Is range voting the consensus choice of the experts?

  1. Unfortunately as of 2006 there is no visible consensus among political scientists, economists, or mathematicians about the best single-winner voting system.
  2. Examining bylaws of 11 professional societies of economists, mathematicians, and political scientists and social-choice theorists (plus the IEEE, the world's largest technical professional society), we find
Voting system Number of professional societies using it
IRV 1 (but that society also uses plurality and rejected switching to IRV in 2005)
Unspecified at least 1
Plurality 2
Approval 8
Condorcet 0, but Debian (Linux software developers) use, and the Wikimedia foundation previously also used Schulze-Condorcet, but has now (2013) switched to approval voting
Borda 0
Range voting 0, but Olympics and many internet services use it – Amazon.com, AllRecipes.com, Hot or Not, Newegg.com, internet movie database, Yahoo movies, etc. – and there is a 100-year+ worldwide consensus throughout academia for using 0-100 range-voting for grading students and selecting valedictorians

Approval voting is the maximally-simple degenerate special case of range voting.

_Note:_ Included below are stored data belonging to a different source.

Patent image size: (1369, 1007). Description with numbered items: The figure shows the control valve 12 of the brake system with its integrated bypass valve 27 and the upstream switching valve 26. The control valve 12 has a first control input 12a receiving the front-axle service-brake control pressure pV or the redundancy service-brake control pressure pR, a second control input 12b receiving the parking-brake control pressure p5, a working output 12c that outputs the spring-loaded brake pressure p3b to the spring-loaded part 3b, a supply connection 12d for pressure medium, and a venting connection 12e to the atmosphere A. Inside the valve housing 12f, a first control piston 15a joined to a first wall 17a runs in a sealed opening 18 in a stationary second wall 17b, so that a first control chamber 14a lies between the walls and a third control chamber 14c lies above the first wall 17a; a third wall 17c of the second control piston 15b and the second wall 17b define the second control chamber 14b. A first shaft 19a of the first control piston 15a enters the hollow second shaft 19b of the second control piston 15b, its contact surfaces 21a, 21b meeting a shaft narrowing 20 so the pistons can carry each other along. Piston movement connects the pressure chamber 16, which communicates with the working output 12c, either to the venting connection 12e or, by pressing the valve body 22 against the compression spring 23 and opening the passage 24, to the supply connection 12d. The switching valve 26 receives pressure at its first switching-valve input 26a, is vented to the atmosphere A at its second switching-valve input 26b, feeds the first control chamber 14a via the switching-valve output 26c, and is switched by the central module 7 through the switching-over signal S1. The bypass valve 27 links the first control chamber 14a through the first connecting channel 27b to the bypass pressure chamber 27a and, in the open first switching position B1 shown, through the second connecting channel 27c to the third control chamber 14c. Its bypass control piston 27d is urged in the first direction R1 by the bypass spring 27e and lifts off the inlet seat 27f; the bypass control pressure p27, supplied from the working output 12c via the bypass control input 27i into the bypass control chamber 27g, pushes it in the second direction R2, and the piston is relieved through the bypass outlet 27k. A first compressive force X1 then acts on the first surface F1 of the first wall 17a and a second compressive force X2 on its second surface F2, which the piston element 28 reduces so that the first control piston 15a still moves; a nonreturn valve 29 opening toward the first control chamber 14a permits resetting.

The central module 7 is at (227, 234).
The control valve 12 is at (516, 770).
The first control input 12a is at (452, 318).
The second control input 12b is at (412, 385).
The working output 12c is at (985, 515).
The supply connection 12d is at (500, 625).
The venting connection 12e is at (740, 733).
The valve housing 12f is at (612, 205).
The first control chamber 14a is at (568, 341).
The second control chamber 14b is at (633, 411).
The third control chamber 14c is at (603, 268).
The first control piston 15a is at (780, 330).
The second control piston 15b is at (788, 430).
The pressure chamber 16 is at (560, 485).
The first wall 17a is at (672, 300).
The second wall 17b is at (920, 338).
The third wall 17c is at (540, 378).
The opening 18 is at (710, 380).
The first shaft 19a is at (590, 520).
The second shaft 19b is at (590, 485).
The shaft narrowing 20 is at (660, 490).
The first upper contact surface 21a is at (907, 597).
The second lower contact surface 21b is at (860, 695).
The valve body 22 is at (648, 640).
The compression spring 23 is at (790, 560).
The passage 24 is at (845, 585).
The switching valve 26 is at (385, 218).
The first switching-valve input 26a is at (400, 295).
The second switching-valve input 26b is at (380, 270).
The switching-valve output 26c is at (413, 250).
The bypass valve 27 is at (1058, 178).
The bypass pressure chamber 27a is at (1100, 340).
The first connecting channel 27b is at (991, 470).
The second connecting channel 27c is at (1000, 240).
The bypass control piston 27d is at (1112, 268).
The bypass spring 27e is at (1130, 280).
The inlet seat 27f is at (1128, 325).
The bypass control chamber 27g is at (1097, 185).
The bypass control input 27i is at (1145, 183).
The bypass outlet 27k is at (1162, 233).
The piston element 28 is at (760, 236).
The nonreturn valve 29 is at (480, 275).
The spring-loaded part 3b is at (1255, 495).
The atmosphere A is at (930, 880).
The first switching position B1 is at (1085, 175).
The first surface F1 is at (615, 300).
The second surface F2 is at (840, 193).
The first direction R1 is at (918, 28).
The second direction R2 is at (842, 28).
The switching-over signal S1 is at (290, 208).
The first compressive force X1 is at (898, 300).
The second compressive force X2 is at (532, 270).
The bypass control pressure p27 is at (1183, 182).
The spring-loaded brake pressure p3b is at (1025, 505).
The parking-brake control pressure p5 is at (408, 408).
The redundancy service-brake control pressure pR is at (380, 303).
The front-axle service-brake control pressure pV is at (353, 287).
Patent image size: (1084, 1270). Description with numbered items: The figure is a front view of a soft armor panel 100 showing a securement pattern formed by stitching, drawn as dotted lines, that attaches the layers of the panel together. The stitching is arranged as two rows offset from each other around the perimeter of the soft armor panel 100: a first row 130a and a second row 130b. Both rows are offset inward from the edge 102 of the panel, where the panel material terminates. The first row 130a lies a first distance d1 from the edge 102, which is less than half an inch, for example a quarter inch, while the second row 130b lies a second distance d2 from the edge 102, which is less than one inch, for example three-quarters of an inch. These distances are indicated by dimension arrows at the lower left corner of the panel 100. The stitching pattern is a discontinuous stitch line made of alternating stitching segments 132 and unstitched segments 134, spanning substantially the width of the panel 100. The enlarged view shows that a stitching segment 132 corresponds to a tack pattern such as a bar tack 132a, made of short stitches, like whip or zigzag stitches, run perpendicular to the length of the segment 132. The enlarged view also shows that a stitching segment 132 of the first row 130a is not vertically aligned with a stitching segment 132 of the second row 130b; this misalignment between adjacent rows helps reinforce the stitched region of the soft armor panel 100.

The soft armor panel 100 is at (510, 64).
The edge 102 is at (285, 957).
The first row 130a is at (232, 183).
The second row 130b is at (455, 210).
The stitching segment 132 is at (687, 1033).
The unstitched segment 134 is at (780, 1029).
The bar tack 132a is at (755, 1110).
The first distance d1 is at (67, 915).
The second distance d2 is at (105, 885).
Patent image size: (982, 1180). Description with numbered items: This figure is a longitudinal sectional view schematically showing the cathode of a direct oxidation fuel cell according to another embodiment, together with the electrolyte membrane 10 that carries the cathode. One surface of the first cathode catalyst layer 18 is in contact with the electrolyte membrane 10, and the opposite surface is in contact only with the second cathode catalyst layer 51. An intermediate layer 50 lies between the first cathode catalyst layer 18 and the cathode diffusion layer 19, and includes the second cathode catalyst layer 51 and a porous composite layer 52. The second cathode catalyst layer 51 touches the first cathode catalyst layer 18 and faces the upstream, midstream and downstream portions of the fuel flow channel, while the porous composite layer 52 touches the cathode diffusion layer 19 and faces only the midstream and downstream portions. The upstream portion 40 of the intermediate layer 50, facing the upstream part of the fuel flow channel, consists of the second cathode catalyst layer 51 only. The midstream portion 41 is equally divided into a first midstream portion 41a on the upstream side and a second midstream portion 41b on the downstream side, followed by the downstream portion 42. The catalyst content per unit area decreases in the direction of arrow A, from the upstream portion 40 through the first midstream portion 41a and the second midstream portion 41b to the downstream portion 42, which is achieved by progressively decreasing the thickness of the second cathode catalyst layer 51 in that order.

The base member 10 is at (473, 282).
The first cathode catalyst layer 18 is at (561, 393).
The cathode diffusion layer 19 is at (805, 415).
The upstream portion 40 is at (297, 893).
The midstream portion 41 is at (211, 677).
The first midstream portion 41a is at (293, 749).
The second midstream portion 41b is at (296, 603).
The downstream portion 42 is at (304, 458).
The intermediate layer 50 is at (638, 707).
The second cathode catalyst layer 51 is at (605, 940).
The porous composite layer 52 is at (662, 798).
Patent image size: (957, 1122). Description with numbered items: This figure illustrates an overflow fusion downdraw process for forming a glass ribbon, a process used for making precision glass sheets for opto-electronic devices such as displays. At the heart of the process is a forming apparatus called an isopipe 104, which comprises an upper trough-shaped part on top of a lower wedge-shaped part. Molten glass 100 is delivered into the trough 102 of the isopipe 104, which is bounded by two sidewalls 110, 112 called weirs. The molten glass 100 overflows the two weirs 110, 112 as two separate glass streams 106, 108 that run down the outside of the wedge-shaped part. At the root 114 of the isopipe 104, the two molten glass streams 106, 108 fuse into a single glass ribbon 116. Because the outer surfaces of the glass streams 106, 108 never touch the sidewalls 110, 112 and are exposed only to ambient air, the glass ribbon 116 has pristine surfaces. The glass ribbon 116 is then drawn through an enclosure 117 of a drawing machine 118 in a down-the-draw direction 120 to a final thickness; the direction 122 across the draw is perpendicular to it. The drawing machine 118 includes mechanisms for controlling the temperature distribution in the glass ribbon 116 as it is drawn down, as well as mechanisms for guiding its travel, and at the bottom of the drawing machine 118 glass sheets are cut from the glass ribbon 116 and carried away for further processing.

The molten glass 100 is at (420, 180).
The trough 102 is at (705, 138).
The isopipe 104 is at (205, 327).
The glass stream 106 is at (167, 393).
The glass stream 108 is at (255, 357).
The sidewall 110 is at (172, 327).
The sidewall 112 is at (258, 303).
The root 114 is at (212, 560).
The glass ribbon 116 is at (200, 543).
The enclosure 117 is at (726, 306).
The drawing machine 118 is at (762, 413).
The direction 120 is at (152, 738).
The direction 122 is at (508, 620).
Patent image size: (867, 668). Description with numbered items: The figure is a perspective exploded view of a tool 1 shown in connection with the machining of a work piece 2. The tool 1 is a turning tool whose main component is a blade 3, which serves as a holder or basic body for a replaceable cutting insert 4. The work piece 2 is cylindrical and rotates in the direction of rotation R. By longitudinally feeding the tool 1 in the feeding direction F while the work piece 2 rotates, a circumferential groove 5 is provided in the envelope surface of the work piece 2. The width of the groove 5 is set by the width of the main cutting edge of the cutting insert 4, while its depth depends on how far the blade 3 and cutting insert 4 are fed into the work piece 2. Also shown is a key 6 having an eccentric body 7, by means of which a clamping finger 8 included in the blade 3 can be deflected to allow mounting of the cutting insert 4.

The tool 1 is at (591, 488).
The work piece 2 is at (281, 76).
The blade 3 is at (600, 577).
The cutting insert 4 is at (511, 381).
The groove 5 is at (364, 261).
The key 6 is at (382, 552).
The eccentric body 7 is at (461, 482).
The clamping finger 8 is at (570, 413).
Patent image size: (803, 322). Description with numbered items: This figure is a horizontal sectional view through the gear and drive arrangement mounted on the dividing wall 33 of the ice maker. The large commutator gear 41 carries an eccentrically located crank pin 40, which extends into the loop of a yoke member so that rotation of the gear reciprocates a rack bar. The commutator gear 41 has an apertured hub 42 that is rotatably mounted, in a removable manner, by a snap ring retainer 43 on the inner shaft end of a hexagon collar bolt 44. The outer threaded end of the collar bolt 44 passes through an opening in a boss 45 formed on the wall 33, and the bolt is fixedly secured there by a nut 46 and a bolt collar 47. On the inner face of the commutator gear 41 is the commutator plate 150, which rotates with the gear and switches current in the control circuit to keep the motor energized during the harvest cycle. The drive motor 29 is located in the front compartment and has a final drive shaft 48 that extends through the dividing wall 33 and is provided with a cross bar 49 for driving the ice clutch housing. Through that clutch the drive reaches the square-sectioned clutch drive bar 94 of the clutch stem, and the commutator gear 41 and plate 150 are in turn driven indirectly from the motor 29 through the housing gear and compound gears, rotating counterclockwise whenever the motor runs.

In other words, despite the lack of any visible or official consensus among those studying these areas, there is a kind of not-so-visible consensus arising, which is: the voting methods they themselves use as organizations. Eight such organizations use Approval Voting (AV) while three specify other systems, so there seems to be an emerging consensus that AV is the best for their purposes. And in fact, we agree AV is a good system for them: easy and simple (which is important since many of their votes are conducted at meetings and these organizations rarely or never use software or machines). And since these organizations almost always have 4 or fewer choices on ballot, AV's increasing disadvantages versus range when more choices are available, are rarely an issue for them. The only organizations mentioned here which often have more than 4 choices on ballot are Debian (uses the Schulze beatpaths Condorcet method and in 1999-2006 had more than four candidates 5 out of 7 times if you count NOTA as a "candidate") and Olympic Judges (often need to judge 100 contestants).